Zu den Texten der hl. Messe gehört täglich auch der "Antwortpsalm", der als gebetete Antwort auf die Lesung steht.
Heute besteht, nachdem in der Lesung von einem neuen Himmel und einer neuen Erde ohne Mühe und Krankheit die Rede war, dieser Antwortpsalm aus Versen des 30. Psalmes.
Psalm 30 ist ein Dankgebet eines einzelnen, der aus Krankheit und Todesnot gerettet wurde. - Ja, es gibt solche Lichtblicke, die bereits eine Vorahnung auf jene neue Welt sind, von der die Lesung spricht!
Aber was hilft das mir persönlich? Was hilft mir, dass ein einzelner geheilt ist? Wenn Jesus im Evangelium einen einzigen Jungen heilt, aber so viele andere leiden und sterben müssen?
Der Psalm macht die Heilung des einzelnen zu einem Fest für die ganze Gemeinde, wenn er gemeinsam gesungen wird. "Geteiltes Leid ist halbes Leid, geteilte Freude ist doppelte Freude", so sagen wir oft. Je mehr wir untereinander verbunden sind - auch über physische Distanz hinweg - desto mehr werden wir auch selber über die Freude des anderen froh werden.
Meine Empfehlung für heute: Lesen und beten Sie diesen 30. Psalm und fragen Sie sich, wo es bei Ihnen selbst oder auch bei anderen nahestehenden Menschen Situationen gegeben hat und gibt, die Sie zu Gott rufen lassen: "Du hast mein Klagen in Tanzen verwandelt!"

Euer Kaplan
Alexander Fischer

4. Fastensonntag - Licht aus dem Dunkel

IMG 4469Im Evangelium dieses Sonntags lesen wir, wie Jesus dem Blindgeborenen in dessen Heilung nicht nur die leiblichen Augen, sondern die Augen zum Glauben öffnet. Jesus ist das Licht zur Rettung und zur Wahrheit. Vertrauen wir ihm gerade in unseren momentanen Herausforderungen!

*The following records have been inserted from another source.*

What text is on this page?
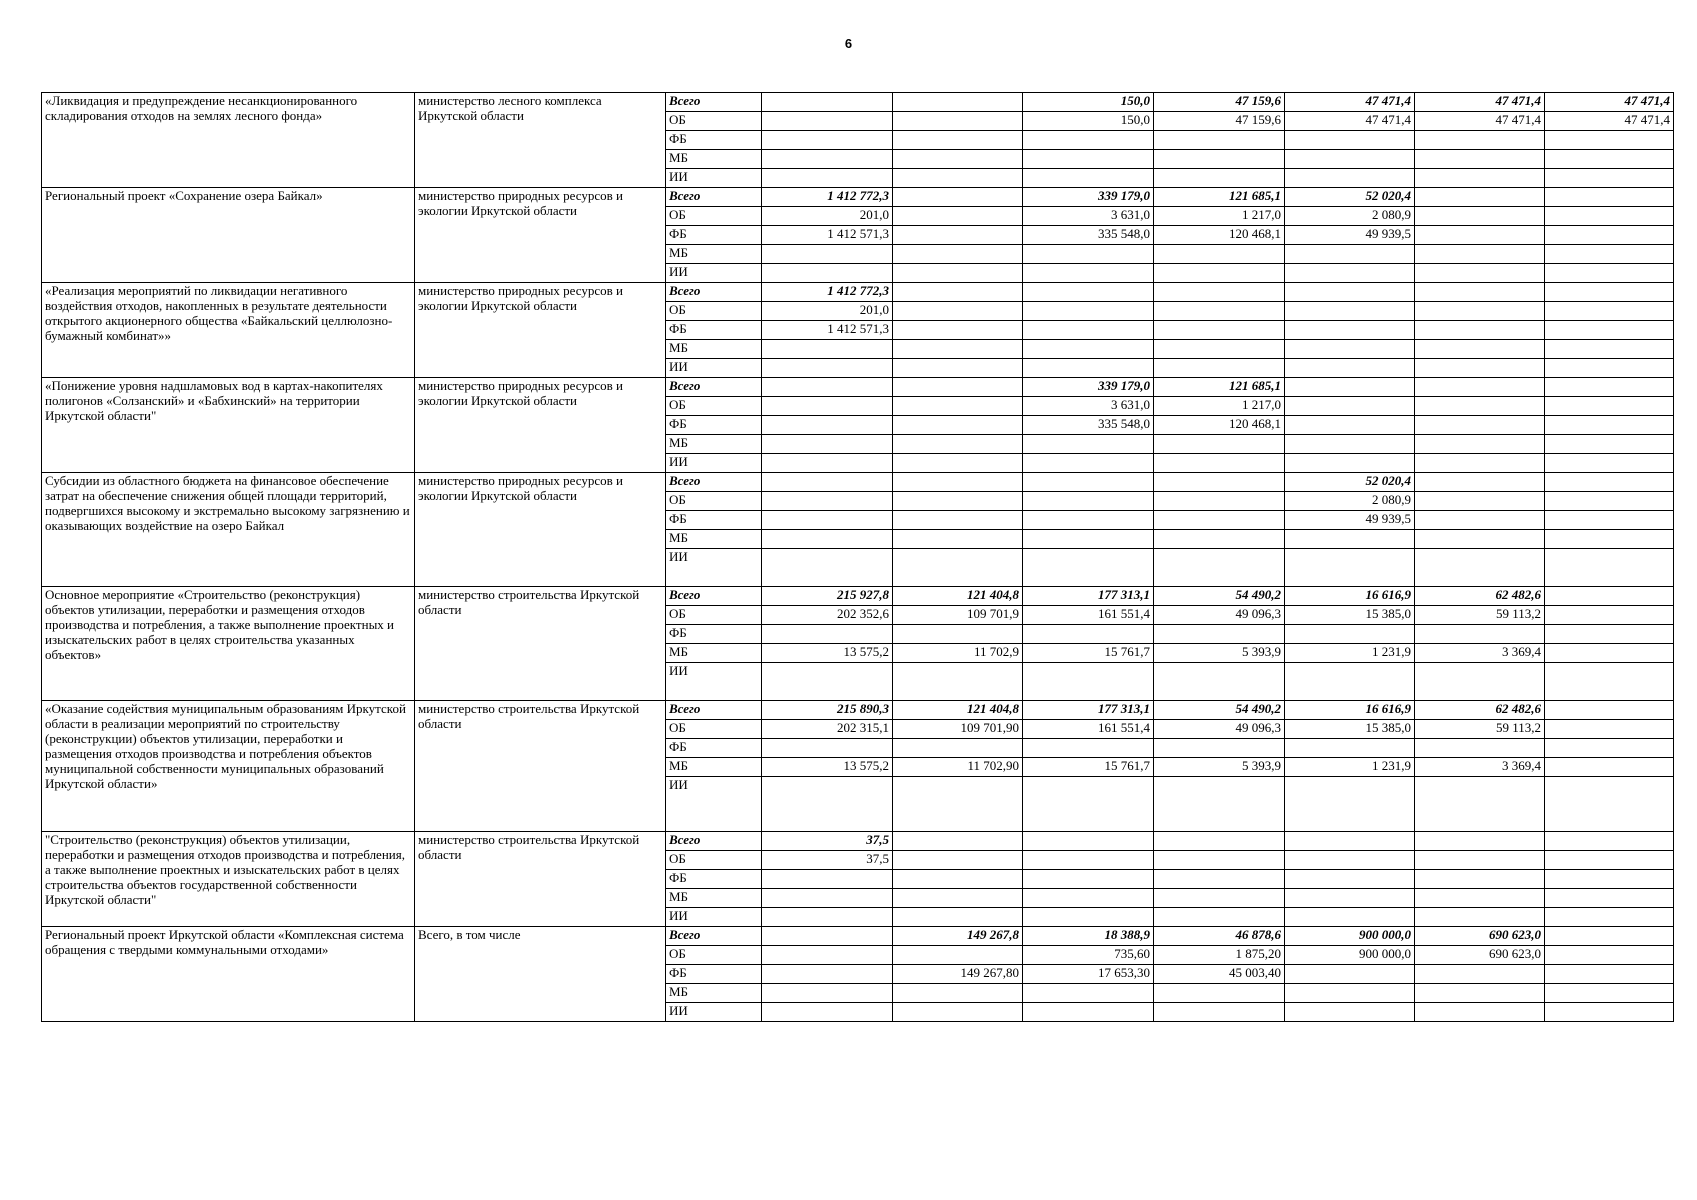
6
«Ликвидация и предупреждение несанкционированного складирования отходов на землях лесного фонда»	министерство лесного комплекса Иркутской области	Всего			150,0	47 159,6	47 471,4	47 471,4	47 471,4
		ОБ			150,0	47 159,6	47 471,4	47 471,4	47 471,4
		ФБ							
		МБ							
		ИИ							
Региональный проект «Сохранение озера Байкал»	министерство природных ресурсов и экологии Иркутской области	Всего	1 412 772,3		339 179,0	121 685,1	52 020,4		
		ОБ	201,0		3 631,0	1 217,0	2 080,9		
		ФБ	1 412 571,3		335 548,0	120 468,1	49 939,5		
		МБ							
		ИИ							
«Реализация мероприятий по ликвидации негативного воздействия отходов, накопленных в результате деятельности открытого акционерного общества «Байкальский целлюлозно-бумажный комбинат»»	министерство природных ресурсов и экологии Иркутской области	Всего	1 412 772,3						
		ОБ	201,0						
		ФБ	1 412 571,3						
		МБ							
		ИИ							
«Понижение уровня надшламовых вод в картах-накопителях полигонов «Солзанский» и «Бабхинский» на территории Иркутской области"	министерство природных ресурсов и экологии Иркутской области	Всего			339 179,0	121 685,1			
		ОБ			3 631,0	1 217,0			
		ФБ			335 548,0	120 468,1			
		МБ							
		ИИ							
Субсидии из областного бюджета на финансовое обеспечение затрат на обеспечение снижения общей площади территорий, подвергшихся высокому и экстремально высокому загрязнению и оказывающих воздействие на озеро Байкал	министерство природных ресурсов и экологии Иркутской области	Всего					52 020,4		
		ОБ					2 080,9		
		ФБ					49 939,5		
		МБ							
		ИИ							
Основное мероприятие «Строительство (реконструкция) объектов утилизации, переработки и размещения отходов производства и потребления, а также выполнение проектных и изыскательских работ в целях строительства указанных объектов»	министерство строительства Иркутской области	Всего	215 927,8	121 404,8	177 313,1	54 490,2	16 616,9	62 482,6	
		ОБ	202 352,6	109 701,9	161 551,4	49 096,3	15 385,0	59 113,2	
		ФБ							
		МБ	13 575,2	11 702,9	15 761,7	5 393,9	1 231,9	3 369,4	
		ИИ							
«Оказание содействия муниципальным образованиям Иркутской области в реализации мероприятий по строительству (реконструкции) объектов утилизации, переработки и размещения отходов производства и потребления объектов муниципальной собственности муниципальных образований Иркутской области»	министерство строительства Иркутской области	Всего	215 890,3	121 404,8	177 313,1	54 490,2	16 616,9	62 482,6	
		ОБ	202 315,1	109 701,90	161 551,4	49 096,3	15 385,0	59 113,2	
		ФБ							
		МБ	13 575,2	11 702,90	15 761,7	5 393,9	1 231,9	3 369,4	
		ИИ							
"Строительство (реконструкция) объектов утилизации, переработки и размещения отходов производства и потребления, а также выполнение проектных и изыскательских работ в целях строительства объектов государственной собственности Иркутской области"	министерство строительства Иркутской области	Всего	37,5						
		ОБ	37,5						
		ФБ							
		МБ							
		ИИ							
Региональный проект Иркутской области «Комплексная система обращения с твердыми коммунальными отходами»	Всего, в том числе	Всего		149 267,8	18 388,9	46 878,6	900 000,0	690 623,0	
		ОБ			735,60	1 875,20	900 000,0	690 623,0	
		ФБ		149 267,80	17 653,30	45 003,40			
		МБ							
		ИИ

Tagesimpuls - 21. März 2020

 

baum klein

Jeden Tag, wenn ich in die Kirche zur Feier der hl. Messe gehe, bin ich nun an diesem Baum vorbeigegangen. Und jeden Tag ist er mehr aufgeblüht. Am Montag war noch nichts zu erahnen und heute steht er trotz schlechterem Wetter fast in voller Blüte vor mir.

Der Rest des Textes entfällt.